La tentation du néant et la promesse de la vie

Je suis né en 1978, au Liban, dans un pays qui apprenait à conjuguer la vie au passé et la mort au présent. La guerre civile fut mon berceau, son fracas ma berceuse. Les obus rythmaient les journées, les coupures d’électricité les nuits, et l’enfance se faufilait entre les checkpoints comme un animal traqué. On ne parlait pas encore de « trauma », mais de « destin » ou de « volonté de Dieu ». Et la souffrance psychique n’avait pas encore de nom clinique

Pourtant, c’est dans cette proximité avec la mort que j’ai appris que la beauté du monde réside dans sa finitude. Une existence éternelle serait une vie inachevée parce que sans fin, un cercle vicieux qui ne se referme jamais. Les plus beaux espoirs naissent parfois des fins tragiques, comme ces fleurs obstinées qui transforment les crevasses du dessert en promesses de vie.

La mort, écrivait Montaigne, est notre compagne la plus fidèle : c’est elle qui donne son relief à chaque instant de notre vie, non l’inverse. « Ne se suicident que les optimistes », écrivait Cioran, paradoxe noir d’un esprit qui savait combien le désespoir peut être, lui aussi, une forme de lucidité.

Choisir la fin de son histoire, c’est vouloir être maître de son destin. Il y a, dans cette tentation, une forme d’orgueil tragique : surprendre la mort en la prenant à son propre piège, choisir les couleurs de sa propre disparition, décider du moment où l’on pose le point final. Certains croient pouvoir décider du moment où la mort frappera, comme si la liberté humaine consistait à arracher à la fatalité son ultime privilège.

Camus affirmait que le suicide est la seule question philosophique véritablement sérieuse. Il y voyait la ligne de crête entre l’absurde et la révolte. Il ne s’agit pourtant pas, pour lui, d’un éloge de la mort volontaire, mais de la mesure de la détresse qui peut y conduire.

Les cicatrices de la chair sont visibles, palpables, parfois exhibées comme des trophées de survie. Celles de l’âme, elles, sont muettes et pernicieuses.
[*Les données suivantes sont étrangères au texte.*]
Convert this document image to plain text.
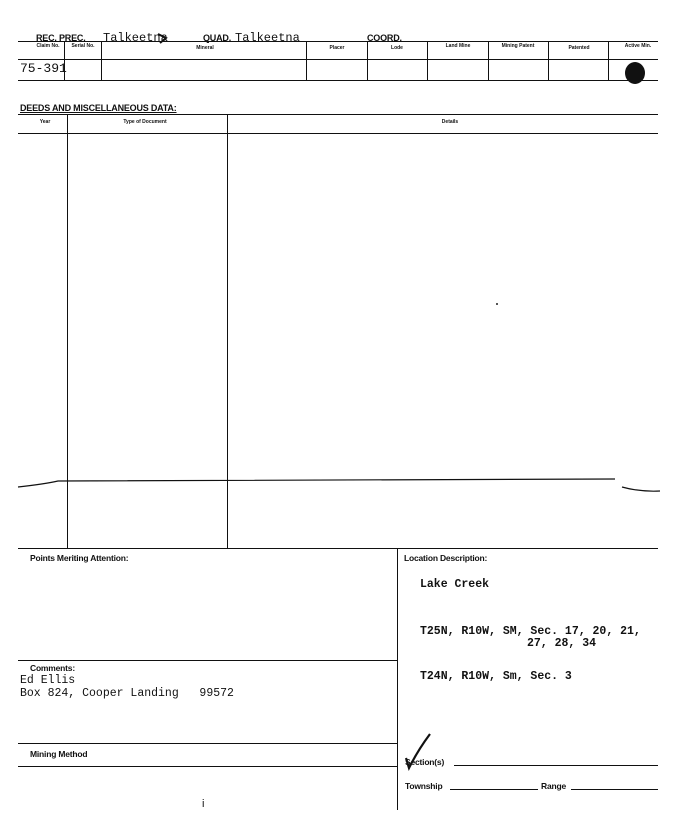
REC. PREC. Talkeetna	QUAD. Talkeetna	COORD.
Claim No.	Serial No.	Mineral	Placer	Lode	Land Mine	Mining Patent	Patented	Active Min.
75-391
DEEDS AND MISCELLANEOUS DATA:
Year	Type of Document	Details
Points Meriting Attention:
Comments:
Ed Ellis
Box 824, Cooper Landing   99572
Mining Method
i
Location Description:
Lake Creek
T25N, R10W, SM, Sec. 17, 20, 21,
27, 28, 34
T24N, R10W, Sm, Sec. 3
Section(s)
Township	Range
La mémoire façonne notre présent et dicte souvent notre avenir  ; elle peut être tyrannique, dangereuse, surtout lorsqu’elle est habitée par des éclats de sang, de chair, des hurlements et des odeurs nauséabondes.

Je fais partie de ceux qui ont survécu physiquement aux absurdités de la guerre, mais l’après-guerre a parfois ressemblé à un champ de mines intérieur.

La dépression ne m’est pas tombée dessus comme un éclair dans un ciel serein  ; elle a été l’onde longue de ces années de chaos. On la traite souvent comme une faiblesse de caractère, un manque de volonté, une sorte de paresse morale. Pourtant, il s’agit bien d’une maladie qui altère la perception, abîme le jugement et ronge le désir. Elle n’est pas un caprice ni un défaut de courage, mais un effondrement intime, chimique, psychique, existentiel.

Le suicide, que certains Anciens voyaient comme un acte de liberté, a longtemps été voué à l’infamie par les religions monothéistes. Nous parlons presque toujours depuis la rive des vivants. Or la seule personne qui aurait une certaine légitimité pour juger un tel acte serait celle qui aurait survécu à son propre suicide. Autant dire : personne.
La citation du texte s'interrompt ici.